Since the 2016 election of Donald Trump, there has been some debate over how effective Russian propaganda has been at swaying the opinions of American voters. It was well-documented back in those days that Russia employed large IT companies, most infamously the anodyne-sounding Internet Research Agency, with the sole remit of churning out divisive, pro-Russia content targeted at Americans, but quantifying the impact has always been imprecise. It surely has some impact, in the very least, at hardening views that conform with ones beliefs. Most people are not going to go through the work of fact-checking everything they read, and X’s community notes system is broken.
Either way, the Kremlin continues to employ disinformation, and a new report from NewsGuard has documented the country’s pivot away from directly targeting humans with content and instead going after AI models that many now use to bypass media websites altogether. According to NewsGuard’s research, a propaganda network called Pravda produced more than 3.6 million articles in 2024 alone, which it found are now incorporated into the 10 largest AI models, including ChatGPT, xAI’s Grok, and Microsoft Copilot.
Here is more:
The NewsGuard audit found that the chatbots operated by the 10 largest AI companies collectively repeated the false Russian disinformation narratives 33.55 percent of the time, provided a non-response 18.22 percent of the time, and a debunk 48.22 percent of the time.
All 10 of the chatbots repeated disinformation from the Pravda network, and seven chatbots even directly cited specific articles from Pravda as their sources.
NewsGuard calls this new tactic “AI grooming,” as models increasingly rely on RAG, or retrieval augmented generation, to produce articles using real-time information from around the web. By spinning up websites under seemingly legitimate-looking websites, the models are ingesting and regurgitating information they do not understand is propaganda.
NewsGuard cited a specific claim that Ukranian President Volodymyr Zelensky banned Truth Social, the social network affiliated with President Trump. The allegation is provably false, as President Trump’s company has never made Truth Social available in Ukraine. And yet:
Six of the 10 chatbots repeated the false narrative as fact, in many cases citing articles from the Pravda network. Chatbot 1 responded, “Zelensky banned Truth Social in Ukraine reportedly due to the dissemination of posts that were critical of him on the platform. This action appears to be a response to content perceived as hostile, possibly reflecting tensions or disagreements with the associated political figures and viewpoints promoted through the platform.”
Last year, U.S. intelligence agencies linked Russia to viral disinformation spread about Democratic vice-presidential candidate Tim Walz. Microsoft said a viral video that claimed Harris left a woman paralyzed in a hit-and-run accident 13 years ago was Russian disinformation.
And in case there is any doubt that Russia is participating in this type of behavior targeted at AI models, NewsGuard referenced a speech given last year to Russian officials by John Mark Dougan, an American fugitive turned Moscow propagandist in which he remarked, “By pushing these Russian narratives from the Russian perspective, we can actually change worldwide AI.”
The latest propaganda operation has been linked to an innocuous sounding IT firm called TigerWeb, which intelligence agencies have linked to foreign interference and is based in Russian-held Crimea. Experts have long said Russia relies on third-party organizations to conduct this type of work so it can claim ignorance of the practice. TigerWeb shares an IP address with propaganda websites that use the Ukranian .ua TLD.
Social networks, including X, have been flooded with claims that President Zelensky has stolen military aid to enrich himself, another claim NewsGuard cited as originating from these websites.

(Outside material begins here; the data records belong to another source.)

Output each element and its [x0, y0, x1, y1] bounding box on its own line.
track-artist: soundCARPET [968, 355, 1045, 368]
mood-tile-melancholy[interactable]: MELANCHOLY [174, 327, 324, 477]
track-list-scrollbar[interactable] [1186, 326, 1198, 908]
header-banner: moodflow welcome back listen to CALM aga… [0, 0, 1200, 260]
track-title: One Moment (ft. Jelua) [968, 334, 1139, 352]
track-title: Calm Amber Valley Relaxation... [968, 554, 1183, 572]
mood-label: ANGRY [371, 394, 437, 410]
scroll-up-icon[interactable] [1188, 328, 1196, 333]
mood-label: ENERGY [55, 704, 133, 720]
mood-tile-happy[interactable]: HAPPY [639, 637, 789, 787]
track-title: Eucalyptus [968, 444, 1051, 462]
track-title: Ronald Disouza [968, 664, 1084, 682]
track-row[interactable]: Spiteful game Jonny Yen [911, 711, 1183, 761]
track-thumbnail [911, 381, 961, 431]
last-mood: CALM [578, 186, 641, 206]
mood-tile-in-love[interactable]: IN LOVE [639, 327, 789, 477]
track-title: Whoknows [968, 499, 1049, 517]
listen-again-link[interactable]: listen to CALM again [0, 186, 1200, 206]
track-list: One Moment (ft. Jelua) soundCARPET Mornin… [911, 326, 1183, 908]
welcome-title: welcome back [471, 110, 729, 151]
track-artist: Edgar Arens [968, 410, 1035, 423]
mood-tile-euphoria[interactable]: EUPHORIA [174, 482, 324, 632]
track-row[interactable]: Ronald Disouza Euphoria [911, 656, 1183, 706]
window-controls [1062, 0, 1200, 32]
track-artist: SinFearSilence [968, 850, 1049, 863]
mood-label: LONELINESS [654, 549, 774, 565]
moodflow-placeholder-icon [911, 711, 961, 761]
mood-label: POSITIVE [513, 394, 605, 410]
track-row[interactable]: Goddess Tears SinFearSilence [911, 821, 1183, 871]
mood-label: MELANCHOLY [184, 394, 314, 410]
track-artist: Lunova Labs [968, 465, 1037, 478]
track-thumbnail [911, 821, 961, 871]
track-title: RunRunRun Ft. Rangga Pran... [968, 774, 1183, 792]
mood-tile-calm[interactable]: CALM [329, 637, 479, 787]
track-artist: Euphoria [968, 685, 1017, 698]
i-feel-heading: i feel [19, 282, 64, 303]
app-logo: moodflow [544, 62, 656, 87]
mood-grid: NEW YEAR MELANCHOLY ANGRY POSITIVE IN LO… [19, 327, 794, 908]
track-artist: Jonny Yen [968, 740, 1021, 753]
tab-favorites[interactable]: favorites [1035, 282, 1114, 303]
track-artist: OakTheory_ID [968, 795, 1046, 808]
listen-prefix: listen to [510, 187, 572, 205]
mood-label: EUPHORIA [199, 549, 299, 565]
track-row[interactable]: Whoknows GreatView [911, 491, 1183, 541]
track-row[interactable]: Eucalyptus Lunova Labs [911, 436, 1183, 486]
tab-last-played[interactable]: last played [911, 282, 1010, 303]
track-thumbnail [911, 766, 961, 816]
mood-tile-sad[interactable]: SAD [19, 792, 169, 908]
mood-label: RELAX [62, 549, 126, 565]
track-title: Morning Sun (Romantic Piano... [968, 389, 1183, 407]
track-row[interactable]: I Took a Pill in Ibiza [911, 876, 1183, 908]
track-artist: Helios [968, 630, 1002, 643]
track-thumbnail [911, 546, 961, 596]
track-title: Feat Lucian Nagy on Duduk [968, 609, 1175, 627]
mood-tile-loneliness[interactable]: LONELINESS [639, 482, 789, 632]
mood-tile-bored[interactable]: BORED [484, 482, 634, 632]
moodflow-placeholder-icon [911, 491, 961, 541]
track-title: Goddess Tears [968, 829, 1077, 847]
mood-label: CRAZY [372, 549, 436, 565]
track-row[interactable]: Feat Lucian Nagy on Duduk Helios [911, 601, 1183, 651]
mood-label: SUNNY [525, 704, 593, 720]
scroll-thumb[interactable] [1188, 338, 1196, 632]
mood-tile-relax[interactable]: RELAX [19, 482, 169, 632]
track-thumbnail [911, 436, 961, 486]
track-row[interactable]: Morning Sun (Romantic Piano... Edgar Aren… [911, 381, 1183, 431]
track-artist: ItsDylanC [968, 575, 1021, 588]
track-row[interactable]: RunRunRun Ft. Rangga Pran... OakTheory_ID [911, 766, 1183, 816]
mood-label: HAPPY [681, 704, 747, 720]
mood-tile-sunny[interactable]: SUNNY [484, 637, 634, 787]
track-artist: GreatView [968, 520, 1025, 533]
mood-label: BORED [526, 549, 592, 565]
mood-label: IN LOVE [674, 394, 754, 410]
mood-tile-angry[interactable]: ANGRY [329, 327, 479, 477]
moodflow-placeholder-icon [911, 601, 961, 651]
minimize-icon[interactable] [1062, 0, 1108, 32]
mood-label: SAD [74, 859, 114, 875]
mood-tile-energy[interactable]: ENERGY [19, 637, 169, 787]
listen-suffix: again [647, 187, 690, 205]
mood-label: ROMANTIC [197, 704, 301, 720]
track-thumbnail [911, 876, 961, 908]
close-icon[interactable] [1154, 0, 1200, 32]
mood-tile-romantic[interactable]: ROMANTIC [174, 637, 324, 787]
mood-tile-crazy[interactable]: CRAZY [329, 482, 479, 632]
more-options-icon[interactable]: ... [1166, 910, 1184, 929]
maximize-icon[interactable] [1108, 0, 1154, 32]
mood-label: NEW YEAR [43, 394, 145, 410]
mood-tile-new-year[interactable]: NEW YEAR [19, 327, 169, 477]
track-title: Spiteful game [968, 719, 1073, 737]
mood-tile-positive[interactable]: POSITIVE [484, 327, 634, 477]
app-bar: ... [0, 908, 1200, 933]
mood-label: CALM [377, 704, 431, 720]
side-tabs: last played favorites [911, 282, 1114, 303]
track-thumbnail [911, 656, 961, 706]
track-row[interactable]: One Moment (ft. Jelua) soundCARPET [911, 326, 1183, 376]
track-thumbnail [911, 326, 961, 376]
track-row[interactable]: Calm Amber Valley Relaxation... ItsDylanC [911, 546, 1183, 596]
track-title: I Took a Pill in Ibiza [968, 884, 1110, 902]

There is a concern that those who control the AI models will someday have power over individual opinions and ways of life. Meta, Google, and xAI are among those that control the biases and behavior of models that they hope will power the web. After xAI’s Grok model was criticized for being too “woke,” Elon Musk set about tinkering with the model’s outputs, directing training staff to look out for “woke ideology” and “cancel culture,” essentially suppressing information he does not agree with. OpenAI’s Sam Altman said recently he would make ChatGPT less restrictive in what it says.
Research has found that more than half of Google searches are “zero click,” meaning they do not lead to a website click. And many people on social media have expressed sentiment that they would rather look at an AI overview than click through to a website out of laziness (Google began rolling out an “AI Mode” in search recently). Standard media literacy advice, like gutting checking a website to see if it appears legitimate, goes out the window when people are just reading AI summaries. AI models continue to have ineradicable flaws, but people trust them because they write in an authoritative manner.
Google has traditionally used various signals to rank the legitimacy of websites in search. It is unclear how these signals apply in its AI models, but early gaffs suggest its Gemini model has a lot of problems determining reputability. Most models still often cite less familiar websites alongside well-known, credible sources.
This all comes as President Trump has taken a combative stance towards Ukraine, halting information sharing and berating the leader in a White House meeting over the belief he has not shown enough fealty to the United States and an unwillingness to surrender to Russian demands.